Das geplante Epidemiengesetz bedeutet einen Paradigmenwechsel. Die bewährten föderalistischen Strukturen des Schweizer Gesundheitswesens werden untergraben und die Verantwortung von den Kantonen auf den Bund und das BAG verlagert. Damit werden den Hausärzten ihre fachlichen Kompetenzen entzogen und das Vertrauensverhältnis des Patienten zu seinem Hausarzt untergraben. Das Vertrauensverhältnis ist eine wesentliche Grundlage der Genesung.
Das geltende, mehrfach ergänzte Epidemiengesetz hat sich bewährt. So ist das Schweizer Stimmvolk gut beraten, wenn es dem total revidierten Epidemiengesetz im September ein klares Nein erteilt.     •

«Wettbewerb der Anbieter» soll Vertrauensbeziehung Arzt–Patient ersetzen

Im revidierten Epidemiengesetz rEpG fehlt die Erwähnung des Arztes als medizinischer Entscheidungsträger. Das ist gewollt. Ilona Kickbusch, die bei der Ausarbeitung des rEpG federführend war, spricht in aller Offenheit von der Abschaffung der Vertrauensbeziehung zwischen Arzt und Patient in der «neuen Medizin».

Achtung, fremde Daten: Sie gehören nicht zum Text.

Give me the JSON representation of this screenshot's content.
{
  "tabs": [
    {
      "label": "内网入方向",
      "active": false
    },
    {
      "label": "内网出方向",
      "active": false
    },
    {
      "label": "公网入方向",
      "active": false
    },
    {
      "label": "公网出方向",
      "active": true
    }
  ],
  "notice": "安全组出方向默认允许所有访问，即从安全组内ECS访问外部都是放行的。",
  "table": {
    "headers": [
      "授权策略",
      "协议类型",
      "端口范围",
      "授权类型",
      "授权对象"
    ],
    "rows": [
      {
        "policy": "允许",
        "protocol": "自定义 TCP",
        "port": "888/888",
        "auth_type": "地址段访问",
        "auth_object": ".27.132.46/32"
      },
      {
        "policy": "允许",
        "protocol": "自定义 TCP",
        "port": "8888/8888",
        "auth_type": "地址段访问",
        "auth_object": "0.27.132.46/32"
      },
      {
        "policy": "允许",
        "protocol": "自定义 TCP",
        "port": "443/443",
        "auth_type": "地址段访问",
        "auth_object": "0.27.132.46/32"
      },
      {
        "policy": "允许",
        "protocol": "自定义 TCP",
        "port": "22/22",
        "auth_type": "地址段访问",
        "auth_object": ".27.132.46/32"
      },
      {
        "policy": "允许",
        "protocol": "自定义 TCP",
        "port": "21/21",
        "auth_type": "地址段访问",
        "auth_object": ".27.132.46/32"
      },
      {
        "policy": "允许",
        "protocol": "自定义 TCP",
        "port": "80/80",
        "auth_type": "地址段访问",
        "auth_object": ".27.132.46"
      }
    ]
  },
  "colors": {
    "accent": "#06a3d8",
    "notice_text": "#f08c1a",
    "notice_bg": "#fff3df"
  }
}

«Zukunftsfähigkeit erfordert einen fundamentalen Wandel in der therapeutischen Beziehung. Die individuelle Arzt- beziehungsweise Therapeuten-Beziehung wird dahingehend normalisiert, dass sie wie andere Dienstleistungen im Gesundheitswesen grundsätzlich den Gesetzmässigkeiten der Waren- und Konsumwelt folgt. Dies ist ein Übergang von der ‹alten Medizin› zur ‹neuen Medizin›: Im etablierten Selbstverständnis der akademischen Medizin – see one, treat one (gemäss Flexner Report 1910) – gibt es eine (paternalistische) Einzelbeziehung, die eine Vertrauensbasis hat, die keine weitergehende Vertrauensbildung erfordert.
Die ‹neue Medizin› ist dagegen ein kostenintensiver Massenmarkt mit hoher Nachfrage sowie steigender Spezialisierung und Arbeitsteilung. In der Wahrnehmung des Konsumenten ist der Vergleich der Leistungen wichtig, und es gibt einen Wettbewerb der Anbieter. Gerade auch zum Schutz der Patienten ist deshalb Transparenz eine unabdingbare Voraussetzung.
In der hoch standardisierten Versorgung geht es nicht um Handwerk oder Kunst, sondern um nachvollziehbare Leistungsbeschreibung. Entsprechend ist eine therapeutische Beziehung obsolet, die auf einer individualistischen Konzeption und klinischem Purismus basiert.»